Hoy todos verdes. De niños nos habríamos roto la cabeza intentando encontrar en la caja de pinturas el verde de cada uno. Todavía quedan días antes de que el ginkgo biloba nos regale sus abanicos amarillos, el liquidámbar se vista de colores y los deje caer sobre el césped, o el haya, mi favorito, tanto como Urbasa o Moncayo, tan coqueto, tan enorme, tan cuidado, descargue sus ramas en oro, en bronce, en nada, que, ya esqueleto de invierno, nunca pierde su arrogancia.
Todavía los jardineros rizan el rizo colocando pasillos de flores que durarán todo el verano. Desde que levantaron el asfalto de la calle de Valsaín, con su consiguiente polvo o barro, y acabaron con sus fuentes de sombra, arces ancianos (ya no nos dará tiempo a ver nuevamente aquella bóveda vegetal que se ha ido) ¿a qué intentar traspasar la solanera, patio, verja, donde se derrite el pobre guarda de seguridad de turno?

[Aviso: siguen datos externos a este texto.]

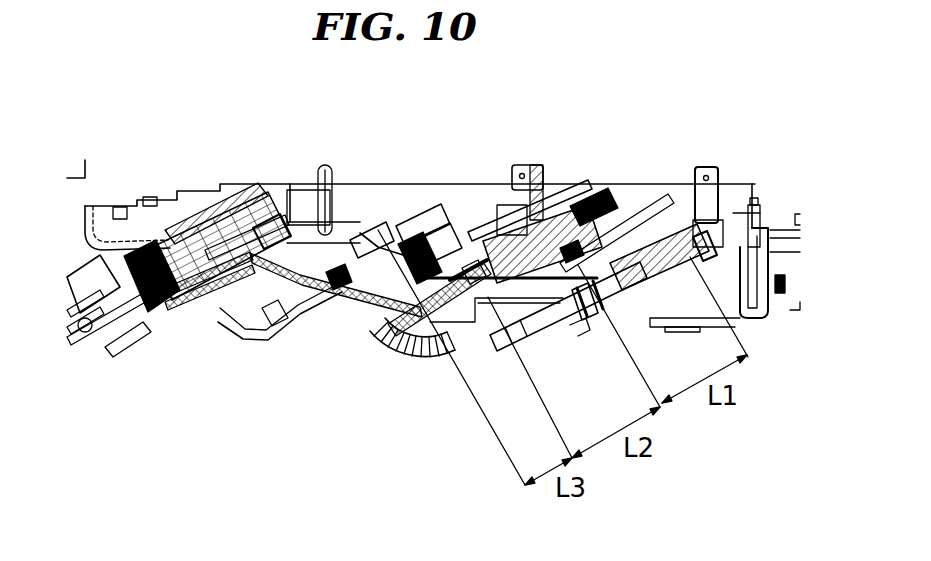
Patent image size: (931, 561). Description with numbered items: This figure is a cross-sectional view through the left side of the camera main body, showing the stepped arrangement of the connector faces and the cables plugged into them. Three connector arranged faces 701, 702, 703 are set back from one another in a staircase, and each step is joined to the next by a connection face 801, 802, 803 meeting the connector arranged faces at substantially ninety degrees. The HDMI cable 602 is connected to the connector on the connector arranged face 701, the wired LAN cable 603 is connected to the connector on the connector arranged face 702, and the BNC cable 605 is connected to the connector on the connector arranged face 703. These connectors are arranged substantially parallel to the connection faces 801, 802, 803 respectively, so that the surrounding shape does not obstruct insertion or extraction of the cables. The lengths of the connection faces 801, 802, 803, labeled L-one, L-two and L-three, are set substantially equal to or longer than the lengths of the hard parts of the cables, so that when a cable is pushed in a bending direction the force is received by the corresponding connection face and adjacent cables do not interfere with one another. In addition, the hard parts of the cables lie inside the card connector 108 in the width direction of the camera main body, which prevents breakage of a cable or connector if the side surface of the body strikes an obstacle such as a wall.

The BNC cable 605 is at (388, 235).
The connector arranged face 703 is at (450, 215).
The connection face 803 is at (392, 238).
The connection face 802 is at (468, 250).
The wired LAN cable 603 is at (523, 200).
The connector arranged face 702 is at (572, 215).
The connection face 801 is at (617, 225).
The HDMI cable 602 is at (660, 250).
The connector arranged face 701 is at (722, 225).
The card connector 108 is at (525, 298).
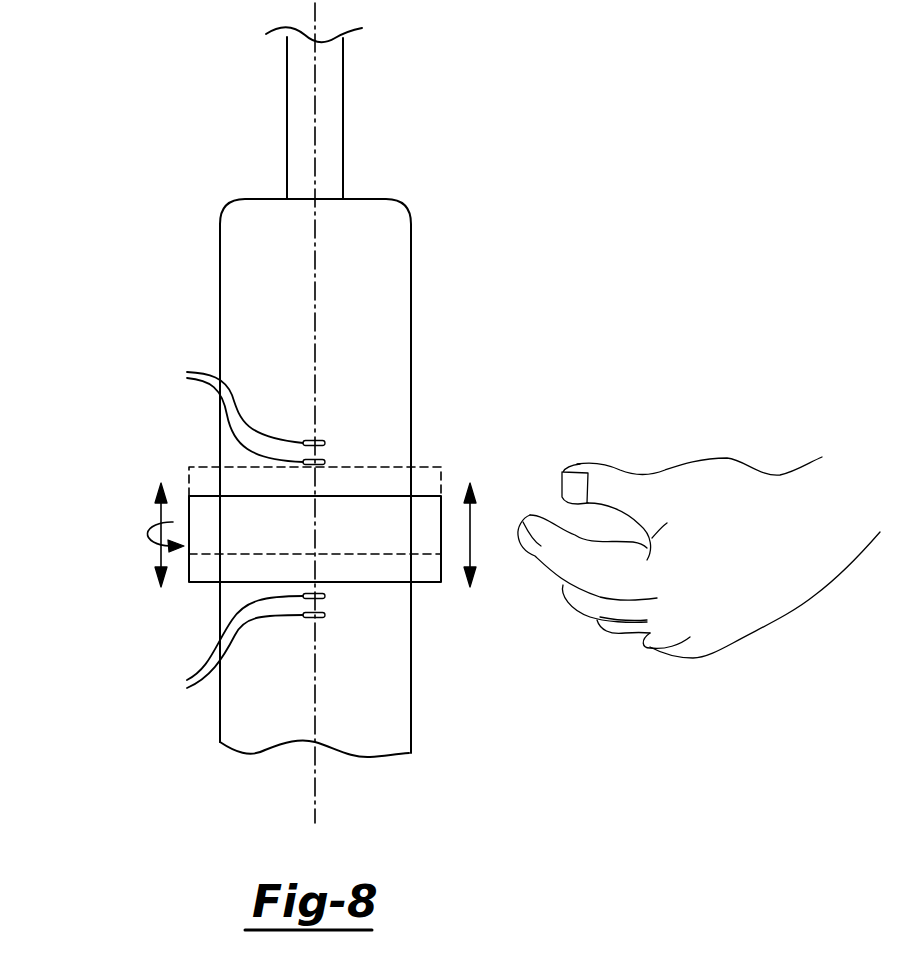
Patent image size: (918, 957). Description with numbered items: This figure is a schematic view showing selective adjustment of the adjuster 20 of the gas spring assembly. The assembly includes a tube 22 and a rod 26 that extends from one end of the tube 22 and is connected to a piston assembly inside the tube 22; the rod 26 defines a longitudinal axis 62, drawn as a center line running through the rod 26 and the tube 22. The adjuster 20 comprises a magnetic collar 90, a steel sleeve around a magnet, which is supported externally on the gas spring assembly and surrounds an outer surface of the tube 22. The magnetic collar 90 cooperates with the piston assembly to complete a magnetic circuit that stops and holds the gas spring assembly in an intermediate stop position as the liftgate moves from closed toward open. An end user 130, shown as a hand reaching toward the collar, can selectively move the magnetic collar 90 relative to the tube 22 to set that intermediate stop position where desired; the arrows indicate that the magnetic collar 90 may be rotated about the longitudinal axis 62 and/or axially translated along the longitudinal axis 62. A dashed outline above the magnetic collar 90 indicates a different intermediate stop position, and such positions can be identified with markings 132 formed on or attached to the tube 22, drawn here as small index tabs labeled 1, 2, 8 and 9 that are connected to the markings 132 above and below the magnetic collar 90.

The adjuster 20 is at (88, 479).
The tube 22 is at (400, 315).
The rod 26 is at (335, 117).
The longitudinal axis 62 is at (315, 782).
The magnetic collar 90 is at (441, 582).
The end user 130 is at (738, 478).
The markings 132 is at (225, 532).
The sensor 1 is at (324, 437).
The sensor 2 is at (324, 459).
The sensor 8 is at (324, 597).
The sensor 9 is at (324, 617).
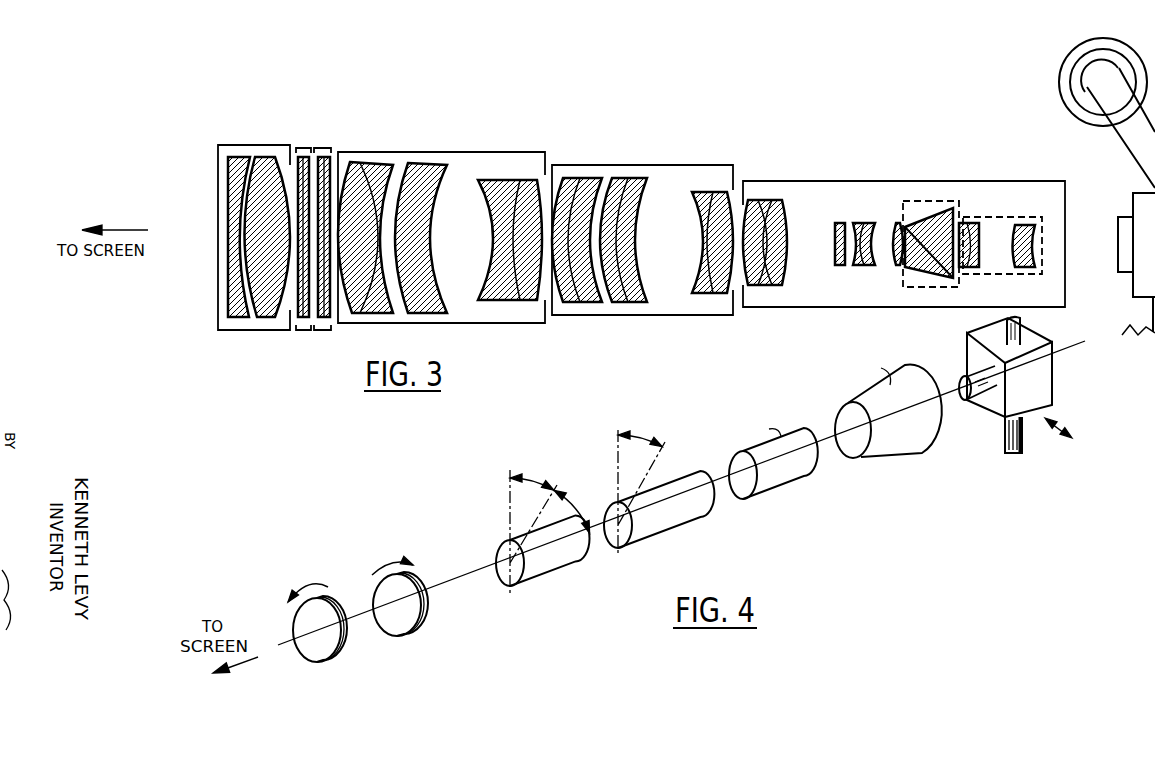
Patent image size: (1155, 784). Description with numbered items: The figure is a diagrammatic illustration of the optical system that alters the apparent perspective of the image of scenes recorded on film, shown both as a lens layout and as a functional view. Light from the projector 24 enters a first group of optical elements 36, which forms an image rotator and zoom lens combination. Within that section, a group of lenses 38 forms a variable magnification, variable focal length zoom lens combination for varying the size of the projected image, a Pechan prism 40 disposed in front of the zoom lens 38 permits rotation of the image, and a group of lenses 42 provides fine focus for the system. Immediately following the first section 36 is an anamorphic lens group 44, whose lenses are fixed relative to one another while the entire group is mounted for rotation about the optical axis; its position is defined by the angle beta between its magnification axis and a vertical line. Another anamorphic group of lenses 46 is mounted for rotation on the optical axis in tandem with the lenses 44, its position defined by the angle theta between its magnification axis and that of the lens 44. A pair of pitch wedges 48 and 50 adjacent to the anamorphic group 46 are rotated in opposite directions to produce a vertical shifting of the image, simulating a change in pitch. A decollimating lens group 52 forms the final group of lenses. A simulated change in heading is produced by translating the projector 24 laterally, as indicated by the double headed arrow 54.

Y no hemos entrado aún. Me pesa condenar al ostracismo a ciento doce palabras, a ciento doce nombres egregios, ejemplares, auténticos seres humanos, prodigiosos unos como el alerce, el único pino que en otoño muda al amarillo, improbables otros como la araucaria, uno de nuestros migrantes chilenos más exitoso. También quisiera no fatigar las páginas con esos ciento doce nombres y sus correspondientes denominaciones científicas. Lo dejamos para cuando afloje el calor e incluso las fechas nos ayuden con sus colores.
Puede que algunos reyes hayan sucumbido bajo el azote de sus dolencias, ofreciendo apariencias diversas. Puede incluso que sus actos hayan producido consecuencias más o menos nefastas para la nación. Pero no se puede negar que el primer Felipe de los borbones nos deparó la suerte de estos árboles, de este palacio, de estos Jardines de la Granja de San Ildefonso.
El segoviano antedicho, sentado en el banco de piedra, a la sombra de estos más que siete magníficos, deja salir de las páginas de su memoria a otros tantos seres humanos admirables: Gerardo Diego viene diciendo “enhiesto surtidor de sombra”, Luis Cernuda “al lado de las aguas está, como leyenda, en su jardín murado y silencioso, el árbol bello dos veces centenario”, Juan Ramón Jiménez “y yo me iré y se quedarán los pájaros cantando”, Rafael Matesanz “no me lloréis, congratulaos conmigo” porque, Antonio Machado, “en cordial semejanza, buen árbol, quizá pronto te recuerde, cuando brote en mi vida una esperanza que se parezca un poco a tu hoja verde” o “mi corazón espera otro milagro de la primavera”, del otoño, del invierno… Amén.